It’s been five weeks since I moved in. The cats still hate me (and they keep smacking me in the face to make sure I know that). I have yet to outsmart the gate. And I’m still not allowed to get on the new furniture. (Kristin: I don’t foresee any of these things changing soon. Sorry, Charlie.)
This is how I look to my human half the time because I’ve started running around a lot, especially when someone is trying to catch me. What fun! Sometimes I’ll snatch something that doesn’t belong to me and run into my cage with it while someone chases me. I also like to fake left and go right, leaving my humans running the wrong way. Good times. (Kristin: Oh, yeah. Freaking awesome times.)
Everybody — and I mean everybody — says my paws are huge. I’ve heard it so much that I’m starting to roll my eyes. Apparently my huge paws mean that I’m gonna be big. Every time my human hears someone say that, she goes, “I hope not too big.” I try to tell her, “Oh, we’re talking big big.” (Kristin: Oy.)
While I was on a walk, someone asked my human what I was mixed with. Mixed with. The nerve! (Kristin: Calm down, spaz. Your ears speak for themselves.) Our neighbor — who loves me — says that I come from good German Shepherd stock. He says my ears and teeth and mask (that’s the coloring on my face) are awesome. I like him a lot.

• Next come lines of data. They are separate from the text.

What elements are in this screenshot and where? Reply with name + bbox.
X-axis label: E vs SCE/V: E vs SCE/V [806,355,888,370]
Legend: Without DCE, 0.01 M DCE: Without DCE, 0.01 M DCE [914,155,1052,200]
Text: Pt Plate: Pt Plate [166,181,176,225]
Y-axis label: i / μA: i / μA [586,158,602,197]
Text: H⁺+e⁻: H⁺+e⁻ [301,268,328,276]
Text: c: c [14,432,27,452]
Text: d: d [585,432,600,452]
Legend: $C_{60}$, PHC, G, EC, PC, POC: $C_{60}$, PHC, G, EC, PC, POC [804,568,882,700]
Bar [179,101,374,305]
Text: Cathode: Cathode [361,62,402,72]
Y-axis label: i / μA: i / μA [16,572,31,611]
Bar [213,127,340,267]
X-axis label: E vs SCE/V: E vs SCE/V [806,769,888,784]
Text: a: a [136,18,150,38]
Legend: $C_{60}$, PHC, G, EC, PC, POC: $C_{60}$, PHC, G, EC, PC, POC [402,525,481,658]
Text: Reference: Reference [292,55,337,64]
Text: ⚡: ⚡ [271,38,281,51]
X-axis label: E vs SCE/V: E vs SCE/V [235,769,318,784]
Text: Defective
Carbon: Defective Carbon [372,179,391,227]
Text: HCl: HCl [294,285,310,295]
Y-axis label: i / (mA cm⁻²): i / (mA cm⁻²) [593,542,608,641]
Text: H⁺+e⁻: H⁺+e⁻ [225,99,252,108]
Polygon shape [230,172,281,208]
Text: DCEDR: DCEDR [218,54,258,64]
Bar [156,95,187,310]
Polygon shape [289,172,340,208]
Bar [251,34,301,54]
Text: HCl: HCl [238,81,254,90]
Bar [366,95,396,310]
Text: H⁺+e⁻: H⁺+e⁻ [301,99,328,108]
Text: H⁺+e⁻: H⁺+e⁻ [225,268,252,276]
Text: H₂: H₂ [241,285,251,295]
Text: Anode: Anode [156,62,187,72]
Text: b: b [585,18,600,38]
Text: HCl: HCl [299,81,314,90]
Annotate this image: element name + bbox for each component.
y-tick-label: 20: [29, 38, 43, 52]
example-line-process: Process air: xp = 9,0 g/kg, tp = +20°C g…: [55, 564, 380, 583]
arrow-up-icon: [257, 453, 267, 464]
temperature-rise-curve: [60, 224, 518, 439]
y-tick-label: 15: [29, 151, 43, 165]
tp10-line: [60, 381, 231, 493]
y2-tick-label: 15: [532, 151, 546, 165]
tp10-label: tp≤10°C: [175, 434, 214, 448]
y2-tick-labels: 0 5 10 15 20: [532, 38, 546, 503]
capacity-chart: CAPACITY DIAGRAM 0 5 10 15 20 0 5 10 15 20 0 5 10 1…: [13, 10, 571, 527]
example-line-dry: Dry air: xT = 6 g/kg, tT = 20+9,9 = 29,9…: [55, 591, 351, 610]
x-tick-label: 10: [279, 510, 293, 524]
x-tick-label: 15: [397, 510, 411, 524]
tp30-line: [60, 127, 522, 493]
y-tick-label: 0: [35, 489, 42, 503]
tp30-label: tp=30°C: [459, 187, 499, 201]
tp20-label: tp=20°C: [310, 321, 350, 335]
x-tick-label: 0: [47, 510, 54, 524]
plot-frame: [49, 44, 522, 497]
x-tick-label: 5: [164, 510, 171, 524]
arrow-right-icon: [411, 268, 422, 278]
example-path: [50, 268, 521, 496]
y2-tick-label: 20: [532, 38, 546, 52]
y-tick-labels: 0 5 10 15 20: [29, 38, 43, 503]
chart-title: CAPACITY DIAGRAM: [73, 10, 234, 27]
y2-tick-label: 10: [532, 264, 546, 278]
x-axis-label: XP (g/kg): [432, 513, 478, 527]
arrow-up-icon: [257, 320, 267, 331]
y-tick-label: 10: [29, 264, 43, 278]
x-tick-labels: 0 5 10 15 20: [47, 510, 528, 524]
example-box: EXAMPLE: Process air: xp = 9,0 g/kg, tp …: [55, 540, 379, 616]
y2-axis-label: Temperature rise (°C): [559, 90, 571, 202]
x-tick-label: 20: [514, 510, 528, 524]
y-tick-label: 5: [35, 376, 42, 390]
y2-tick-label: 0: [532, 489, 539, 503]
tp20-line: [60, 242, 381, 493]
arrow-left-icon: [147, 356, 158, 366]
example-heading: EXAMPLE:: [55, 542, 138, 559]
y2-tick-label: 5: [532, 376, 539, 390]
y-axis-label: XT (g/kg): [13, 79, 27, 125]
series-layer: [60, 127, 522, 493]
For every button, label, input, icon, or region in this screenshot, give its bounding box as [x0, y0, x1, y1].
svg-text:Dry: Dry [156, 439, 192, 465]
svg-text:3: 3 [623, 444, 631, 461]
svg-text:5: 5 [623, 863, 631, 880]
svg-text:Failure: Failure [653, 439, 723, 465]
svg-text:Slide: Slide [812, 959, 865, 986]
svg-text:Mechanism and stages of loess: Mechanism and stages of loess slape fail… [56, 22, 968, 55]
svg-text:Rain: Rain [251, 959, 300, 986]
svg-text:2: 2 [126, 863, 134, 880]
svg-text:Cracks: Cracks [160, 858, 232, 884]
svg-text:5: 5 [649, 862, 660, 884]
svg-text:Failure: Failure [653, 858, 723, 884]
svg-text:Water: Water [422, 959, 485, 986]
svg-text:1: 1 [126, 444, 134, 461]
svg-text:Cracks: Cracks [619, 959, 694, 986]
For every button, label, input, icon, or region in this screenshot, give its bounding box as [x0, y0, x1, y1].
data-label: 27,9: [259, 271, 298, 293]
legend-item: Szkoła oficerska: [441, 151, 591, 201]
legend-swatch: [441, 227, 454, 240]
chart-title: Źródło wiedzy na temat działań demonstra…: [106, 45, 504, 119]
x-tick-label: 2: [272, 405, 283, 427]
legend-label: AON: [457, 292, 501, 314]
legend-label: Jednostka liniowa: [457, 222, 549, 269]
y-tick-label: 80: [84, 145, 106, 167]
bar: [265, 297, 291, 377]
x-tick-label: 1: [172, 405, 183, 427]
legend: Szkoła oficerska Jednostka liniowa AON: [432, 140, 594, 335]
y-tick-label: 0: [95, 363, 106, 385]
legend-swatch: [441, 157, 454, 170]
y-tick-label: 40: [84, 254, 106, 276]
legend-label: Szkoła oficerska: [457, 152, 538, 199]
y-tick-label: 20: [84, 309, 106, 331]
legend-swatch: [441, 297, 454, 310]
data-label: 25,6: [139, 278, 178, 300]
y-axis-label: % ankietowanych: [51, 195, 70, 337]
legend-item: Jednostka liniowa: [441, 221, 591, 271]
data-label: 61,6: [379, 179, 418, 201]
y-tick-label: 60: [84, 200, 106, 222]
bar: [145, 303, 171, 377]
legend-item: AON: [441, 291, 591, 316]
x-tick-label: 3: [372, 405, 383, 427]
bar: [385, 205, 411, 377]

New development this week: My human is using a de-shedding tool. Not. A. Fan. It doesn’t hurt or anything but oof. Way too much of my fur winds up on the floor or in my human’s hand when she drags this rake across me. She thinks it’s “amazing.” Me, not so much. In fact, I’ve run into my cage with this thing in my mouth on more than one occasion in the hopes of chewing it to pieces. No such luck.